A cross-sectional study with questionnaire data collected by telephone
Semi-structured telephone questionnaires regarding current physical activity and, enablers and barriers to exercise were conducted with individuals who had previously completed a supervised six-week gym program. Content analysis of qualitative data was performed.
Twenty-four participants, independently mobile with or without gait aid (n=23, 95.8%), female (n=15, 62.5%), on average 20 (IQR: 16.8–25.3) months post-program were included. Prior to the program, only 10 (41.7%) participants had engaged in structured exercise.
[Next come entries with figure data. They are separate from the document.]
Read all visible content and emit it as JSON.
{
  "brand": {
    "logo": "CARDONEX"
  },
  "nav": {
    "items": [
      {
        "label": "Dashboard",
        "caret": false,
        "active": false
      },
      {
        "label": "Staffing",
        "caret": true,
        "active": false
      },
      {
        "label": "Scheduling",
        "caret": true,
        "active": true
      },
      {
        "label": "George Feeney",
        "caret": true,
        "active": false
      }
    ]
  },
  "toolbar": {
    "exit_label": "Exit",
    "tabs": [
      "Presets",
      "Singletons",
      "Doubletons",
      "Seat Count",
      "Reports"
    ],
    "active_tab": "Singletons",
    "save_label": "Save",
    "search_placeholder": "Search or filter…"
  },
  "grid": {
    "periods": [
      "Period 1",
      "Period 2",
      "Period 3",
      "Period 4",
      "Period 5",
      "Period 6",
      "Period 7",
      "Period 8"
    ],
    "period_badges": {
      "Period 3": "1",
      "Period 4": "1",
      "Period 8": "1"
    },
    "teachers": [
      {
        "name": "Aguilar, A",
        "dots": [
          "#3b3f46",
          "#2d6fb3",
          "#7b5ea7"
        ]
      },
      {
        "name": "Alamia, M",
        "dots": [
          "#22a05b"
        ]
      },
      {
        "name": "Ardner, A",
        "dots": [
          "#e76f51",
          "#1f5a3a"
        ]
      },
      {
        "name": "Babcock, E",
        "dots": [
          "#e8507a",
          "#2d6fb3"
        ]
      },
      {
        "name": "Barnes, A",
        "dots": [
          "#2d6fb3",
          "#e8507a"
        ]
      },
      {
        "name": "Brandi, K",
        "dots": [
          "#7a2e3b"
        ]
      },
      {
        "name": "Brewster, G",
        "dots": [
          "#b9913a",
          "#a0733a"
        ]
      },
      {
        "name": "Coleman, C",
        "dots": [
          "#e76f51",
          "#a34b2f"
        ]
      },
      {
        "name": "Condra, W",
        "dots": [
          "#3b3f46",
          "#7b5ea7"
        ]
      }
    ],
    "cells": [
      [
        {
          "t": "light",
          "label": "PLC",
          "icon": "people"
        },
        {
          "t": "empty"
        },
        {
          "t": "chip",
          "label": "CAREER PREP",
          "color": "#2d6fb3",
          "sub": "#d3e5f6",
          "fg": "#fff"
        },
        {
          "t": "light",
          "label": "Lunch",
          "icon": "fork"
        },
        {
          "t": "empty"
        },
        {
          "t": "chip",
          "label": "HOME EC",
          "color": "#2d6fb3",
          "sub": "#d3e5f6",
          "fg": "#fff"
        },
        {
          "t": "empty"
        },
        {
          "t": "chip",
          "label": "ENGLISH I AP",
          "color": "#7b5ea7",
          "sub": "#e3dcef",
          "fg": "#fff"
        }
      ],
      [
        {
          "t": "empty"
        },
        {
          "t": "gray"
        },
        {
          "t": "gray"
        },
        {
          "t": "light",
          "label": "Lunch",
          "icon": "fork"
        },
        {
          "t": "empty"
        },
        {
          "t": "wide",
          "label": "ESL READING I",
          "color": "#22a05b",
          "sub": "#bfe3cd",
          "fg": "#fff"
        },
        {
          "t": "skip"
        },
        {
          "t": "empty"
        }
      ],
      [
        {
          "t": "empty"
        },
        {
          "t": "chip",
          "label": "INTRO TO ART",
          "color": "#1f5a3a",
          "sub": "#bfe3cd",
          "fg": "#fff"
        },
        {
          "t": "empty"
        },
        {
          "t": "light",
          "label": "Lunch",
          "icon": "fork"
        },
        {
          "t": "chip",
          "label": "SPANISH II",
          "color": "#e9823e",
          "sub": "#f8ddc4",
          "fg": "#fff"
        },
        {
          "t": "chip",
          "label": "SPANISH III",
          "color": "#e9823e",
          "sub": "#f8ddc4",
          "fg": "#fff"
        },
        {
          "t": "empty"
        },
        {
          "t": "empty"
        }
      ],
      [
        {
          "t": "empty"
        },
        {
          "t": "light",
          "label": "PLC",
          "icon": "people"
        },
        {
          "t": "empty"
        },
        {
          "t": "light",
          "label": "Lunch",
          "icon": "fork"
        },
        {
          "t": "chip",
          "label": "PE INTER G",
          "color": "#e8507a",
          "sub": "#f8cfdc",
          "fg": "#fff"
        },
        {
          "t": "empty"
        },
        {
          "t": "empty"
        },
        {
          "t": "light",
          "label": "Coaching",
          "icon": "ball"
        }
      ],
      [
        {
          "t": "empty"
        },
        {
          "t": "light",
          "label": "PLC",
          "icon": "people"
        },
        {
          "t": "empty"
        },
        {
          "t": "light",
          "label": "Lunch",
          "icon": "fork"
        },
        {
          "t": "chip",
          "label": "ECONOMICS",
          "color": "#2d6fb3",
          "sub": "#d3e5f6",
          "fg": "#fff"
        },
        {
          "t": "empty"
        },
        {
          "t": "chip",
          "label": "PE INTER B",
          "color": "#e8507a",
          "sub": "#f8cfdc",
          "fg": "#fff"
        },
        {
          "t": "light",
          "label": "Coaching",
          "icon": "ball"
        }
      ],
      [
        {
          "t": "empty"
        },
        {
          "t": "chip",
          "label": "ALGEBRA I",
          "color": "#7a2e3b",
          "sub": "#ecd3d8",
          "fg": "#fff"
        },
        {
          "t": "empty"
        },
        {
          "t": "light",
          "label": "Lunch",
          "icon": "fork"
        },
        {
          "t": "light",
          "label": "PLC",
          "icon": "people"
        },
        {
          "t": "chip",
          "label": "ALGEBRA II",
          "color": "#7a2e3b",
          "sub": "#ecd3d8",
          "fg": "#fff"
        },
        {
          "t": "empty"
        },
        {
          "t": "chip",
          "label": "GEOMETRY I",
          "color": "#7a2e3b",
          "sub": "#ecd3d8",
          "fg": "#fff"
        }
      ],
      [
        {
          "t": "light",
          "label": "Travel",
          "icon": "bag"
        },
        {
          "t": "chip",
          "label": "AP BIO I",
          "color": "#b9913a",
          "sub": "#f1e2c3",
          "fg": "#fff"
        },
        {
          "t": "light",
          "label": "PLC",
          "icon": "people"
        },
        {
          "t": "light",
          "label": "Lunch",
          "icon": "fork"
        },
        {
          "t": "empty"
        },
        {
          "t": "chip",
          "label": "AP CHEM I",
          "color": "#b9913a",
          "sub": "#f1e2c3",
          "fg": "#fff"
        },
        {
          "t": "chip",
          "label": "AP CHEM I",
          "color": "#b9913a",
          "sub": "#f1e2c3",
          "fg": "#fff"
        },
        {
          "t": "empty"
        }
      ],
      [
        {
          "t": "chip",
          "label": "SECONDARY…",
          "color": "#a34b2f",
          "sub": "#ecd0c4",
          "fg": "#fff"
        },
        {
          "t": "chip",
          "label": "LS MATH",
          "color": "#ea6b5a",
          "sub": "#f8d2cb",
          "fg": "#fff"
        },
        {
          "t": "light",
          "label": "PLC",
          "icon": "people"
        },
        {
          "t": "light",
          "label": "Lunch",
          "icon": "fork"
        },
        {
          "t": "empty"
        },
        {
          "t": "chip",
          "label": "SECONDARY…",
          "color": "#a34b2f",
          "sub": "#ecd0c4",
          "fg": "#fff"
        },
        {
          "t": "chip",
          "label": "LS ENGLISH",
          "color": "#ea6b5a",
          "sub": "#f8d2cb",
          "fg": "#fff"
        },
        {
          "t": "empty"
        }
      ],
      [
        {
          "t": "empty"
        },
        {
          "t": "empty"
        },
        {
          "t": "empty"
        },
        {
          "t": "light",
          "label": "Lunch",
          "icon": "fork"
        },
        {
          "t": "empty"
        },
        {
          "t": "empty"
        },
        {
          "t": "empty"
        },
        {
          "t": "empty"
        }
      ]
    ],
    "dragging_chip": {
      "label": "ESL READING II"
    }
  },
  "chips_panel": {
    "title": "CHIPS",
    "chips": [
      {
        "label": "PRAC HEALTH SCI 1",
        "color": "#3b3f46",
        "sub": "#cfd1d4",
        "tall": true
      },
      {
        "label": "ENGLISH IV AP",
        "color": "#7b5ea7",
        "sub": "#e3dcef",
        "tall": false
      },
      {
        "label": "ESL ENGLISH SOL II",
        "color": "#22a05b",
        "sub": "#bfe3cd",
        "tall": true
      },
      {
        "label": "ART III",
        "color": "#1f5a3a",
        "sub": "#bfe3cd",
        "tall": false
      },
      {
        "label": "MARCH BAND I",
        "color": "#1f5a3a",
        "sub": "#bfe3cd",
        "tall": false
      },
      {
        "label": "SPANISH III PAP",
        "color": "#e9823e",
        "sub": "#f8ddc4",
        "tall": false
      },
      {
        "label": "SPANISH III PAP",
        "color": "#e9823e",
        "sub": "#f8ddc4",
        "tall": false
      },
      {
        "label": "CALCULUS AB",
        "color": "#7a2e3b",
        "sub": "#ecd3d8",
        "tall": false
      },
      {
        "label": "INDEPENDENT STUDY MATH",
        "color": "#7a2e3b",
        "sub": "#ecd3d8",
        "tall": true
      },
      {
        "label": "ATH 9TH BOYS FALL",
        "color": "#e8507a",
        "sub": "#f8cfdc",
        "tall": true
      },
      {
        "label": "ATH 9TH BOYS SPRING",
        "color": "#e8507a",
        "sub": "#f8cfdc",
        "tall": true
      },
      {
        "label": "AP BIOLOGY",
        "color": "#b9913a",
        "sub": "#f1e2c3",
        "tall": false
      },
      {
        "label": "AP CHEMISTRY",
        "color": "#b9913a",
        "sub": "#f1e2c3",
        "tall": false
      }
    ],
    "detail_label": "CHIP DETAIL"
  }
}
At follow up, most participants (n=22, 91.7%) reported that they were undertaking exercise, in varied settings. Aquatic-based exercise was the preferred form. The most commonly reported enablers were perceived benefits (n=17, 70.8%) and fear of deterioration (n=7, 29.2%) whilst barriers were fatigue (n=10, 41.7%) and lack of time (n=10, 41.7%).
A high proportion of persons with history of polio reported continued engagement in long-term exercise following participation in a six-week supervised gym program. Psychosocial and environmental factors were identified as influencing long term exercise engagement, and there was variability across individuals’ exercise preferences.
Key Practice Points:
- Persons with history of polio may engage with long term exercise after attending a gym program
- Identifying enablers and barriers to exercise may be useful for maximising long term engagement
Su Wen Ng is the Senior Clinician Physiotherapist at Polio Services Victoria, St Vincent’s Hospital Melbourne. She is also the Intrathecal Baclofen Clinic Co-ordinator and has worked in multiple teams across Health Independence Programs (HIP) including the Young Adult Complex Disability Service, Community Rehabilitation Centre and Rehabilitation in the Home since 2016. Su Wen has also worked abroad in the UK National Health Service and previously at Monash Health. Over the last ten years, she has developed a strong interest in Neurological Rehabilitation, Spasticity and Falls.